Now, two years later, I live in Los Angeles. And I keep getting sick. Why? Because I haven’t been adhering to the meds as well as I should have. Party weekends that I used to recover from effortlessly now result in sinus infections and strep throat. Worse, these opportunistic infections are not getting zapped as quickly as they should, because my immune system is weaker — because my HIV meds are no longer working. I had made a textbook mistake. 

When I was so sick that I could not swallow and was not getting better, I knew something was wrong. I finally went in to talk with a doctor at the Los Angeles LGBT Center, where people did have time to answer my questions and did so without underhanded judgments and subtle shaming. 

We talked about my fears and distrusts, and I left the meeting realizing, finally, that the drugs are necessary because I am going to get sick, and when that happens, I want an undetectable viral load. 

Regimen failure and drug toxicity are the two most common reasons people switch medications. Regimen failure due to poor adherence was certainly my primary reason. Drug toxicity can take such forms as poor interaction of the drugs with other medications or bad side effects that make taking the drug miserable. For me, the side effects were also part of the reason I decided to switch. 

The first medication I tried caused a lot of emotional problems for me, and after talking with my doctor, I learned that particular drug can sometimes do that. We made the decision to start me on a different drug, and so the process has begun again as before: I was retested, they took tons of blood, and now I’m scheduled to begin a different treatment regimen in a few weeks. 

The most important part of this process was facing up to the fact that I wasn’t adhering to the meds properly. You tell yourself you’re going to, but in practice it’s considerably harder to do — and it’s even harder to admit that to other people.

I understand the fear of switching medications, because it’s not unlike the fear of starting meds for the first time — a fear I certainly empathize with.
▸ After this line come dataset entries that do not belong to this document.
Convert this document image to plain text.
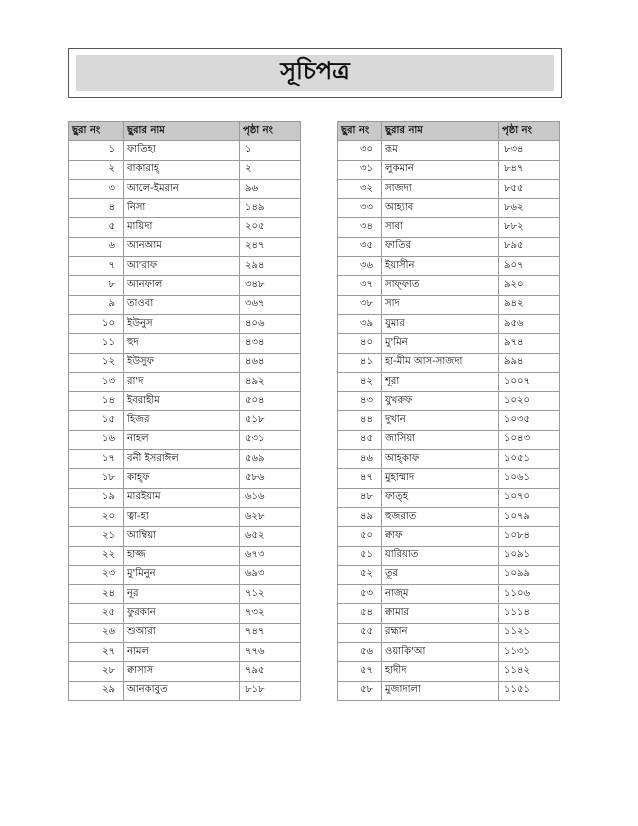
সূচিপত্র
ছুরা নং	ছুরার নাম	পৃষ্ঠা নং
১	ফাতিহা	১
২	বাকারাহ্	২
৩	আলে-ইমরান	৯৬
৪	নিসা	১৪৯
৫	মায়িদা	২০৫
৬	আনআম	২৪৭
৭	আ'রাফ	২৯৪
৮	আনফাল	৩৪৮
৯	তাওবা	৩৬৭
১০	ইউনুস	৪০৬
১১	হুদ	৪৩৪
১২	ইউসুফ	৪৬৪
১৩	রা'দ	৪৯২
১৪	ইবরাহীম	৫০৪
১৫	হিজর	৫১৮
১৬	নাহল	৫৩১
১৭	বনী ইসরাঈল	৫৬৯
১৮	কাহ্ফ	৫৮৬
১৯	মারইয়াম	৬১৬
২০	ত্বা-হা	৬২৮
২১	আম্বিয়া	৬৫২
২২	হাজ্জ	৬৭৩
২৩	মু'মিনুন	৬৯৩
২৪	নূর	৭১২
২৫	ফুরকান	৭৩২
২৬	শুআরা	৭৪৭
২৭	নামল	৭৭৬
২৮	ক্বাসাস	৭৯৫
২৯	আনকাবুত	৮১৮
ছুরা নং	ছুরার নাম	পৃষ্ঠা নং
৩০	রূম	৮৩৪
৩১	লুকমান	৮৪৭
৩২	সাজদা	৮৫৫
৩৩	আহ্যাব	৮৬২
৩৪	সাবা	৮৮২
৩৫	ফাতির	৮৯৫
৩৬	ইয়াসীন	৯০৭
৩৭	সাফ্ফাত	৯২০
৩৮	সাদ	৯৪২
৩৯	যুমার	৯৫৬
৪০	মু'মিন	৯৭৪
৪১	হা-মীম আস-সাজদা	৯৯৪
৪২	শূরা	১০০৭
৪৩	যুখরুফ	১০২০
৪৪	দুখান	১০৩৫
৪৫	জাসিয়া	১০৪৩
৪৬	আহ্কাফ	১০৫১
৪৭	মুহাম্মাদ	১০৬১
৪৮	ফাত্হ	১০৭০
৪৯	হুজরাত	১০৭৯
৫০	ক্বাফ	১০৮৪
৫১	যারিয়াত	১০৯১
৫২	তূর	১০৯৯
৫৩	নাজ্ম	১১০৬
৫৪	ক্বামার	১১১৪
৫৫	রহ্মান	১১২১
৫৬	ওয়াকি'আ	১১৩১
৫৭	হাদীদ	১১৪২
৫৮	মুজাদালা	১১৫১
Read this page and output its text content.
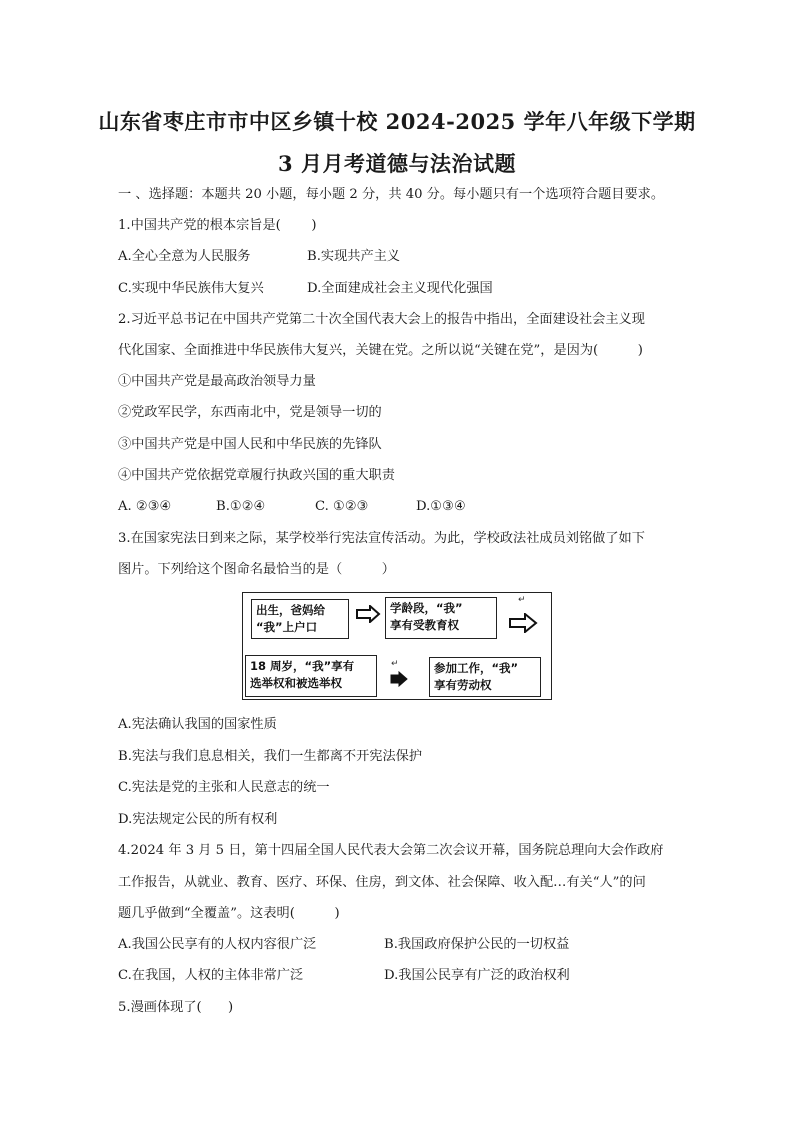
山东省枣庄市市中区乡镇十校 2024-2025 学年八年级下学期
3 月月考道德与法治试题
一 、选择题：本题共 20 小题，每小题 2 分，共 40 分。每小题只有一个选项符合题目要求。
1.中国共产党的根本宗旨是(　　 )
A.全心全意为人民服务	B.实现共产主义
C.实现中华民族伟大复兴	D.全面建成社会主义现代化强国
2.习近平总书记在中国共产党第二十次全国代表大会上的报告中指出，全面建设社会主义现
代化国家、全面推进中华民族伟大复兴，关键在党。之所以说“关键在党”，是因为(　　　)
①中国共产党是最高政治领导力量
②党政军民学，东西南北中，党是领导一切的
③中国共产党是中国人民和中华民族的先锋队
④中国共产党依据党章履行执政兴国的重大职责
A. ②③④	B.①②④	C. ①②③	D.①③④
3.在国家宪法日到来之际，某学校举行宪法宣传活动。为此，学校政法社成员刘铭做了如下
图片。下列给这个图命名最恰当的是（　　　）
出生，爸妈给
“我”上户口
学龄段，“我”
享有受教育权
↵
18 周岁，“我”享有
选举权和被选举权
↵	参加工作，“我”
享有劳动权
A.宪法确认我国的国家性质
B.宪法与我们息息相关，我们一生都离不开宪法保护
C.宪法是党的主张和人民意志的统一
D.宪法规定公民的所有权利
4.2024 年 3 月 5 日，第十四届全国人民代表大会第二次会议开幕，国务院总理向大会作政府
工作报告，从就业、教育、医疗、环保、住房，到文体、社会保障、收入配…有关“人”的问
题几乎做到“全覆盖”。这表明(　　　)
A.我国公民享有的人权内容很广泛	B.我国政府保护公民的一切权益
C.在我国，人权的主体非常广泛	D.我国公民享有广泛的政治权利
5.漫画体现了(　　)
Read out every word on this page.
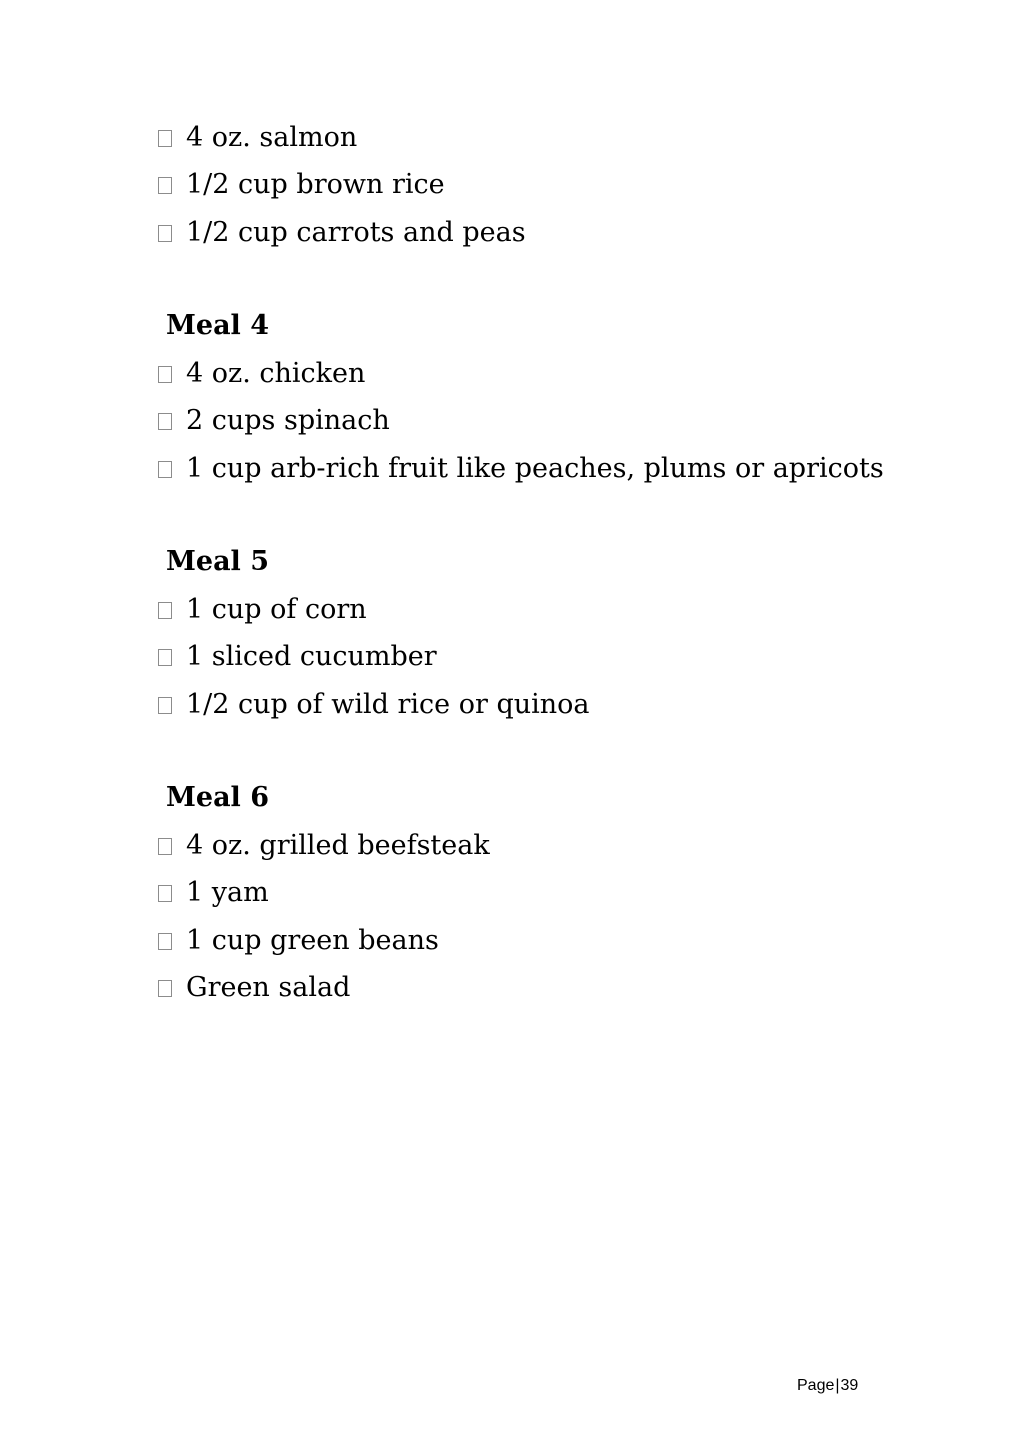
4 oz. salmon
1/2 cup brown rice
1/2 cup carrots and peas
Meal 4
4 oz. chicken
2 cups spinach
1 cup arb-rich fruit like peaches, plums or apricots
Meal 5
1 cup of corn
1 sliced cucumber
1/2 cup of wild rice or quinoa
Meal 6
4 oz. grilled beefsteak
1 yam
1 cup green beans
Green salad
Page|39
It’s a new drug with perhaps all new side effects, and you wonder, Why go through this again? But if a drug isn’t working for you, as mine wasn’t working for me, switching is vital and should come with a new mentality. 

For me, that new mentality is one of adherence and self-betterment. Sure, I have my tail between my legs and have learned an important lesson, but rather than see this as a failure on my part, I’m stepping forward: This is my turnaround, my restart.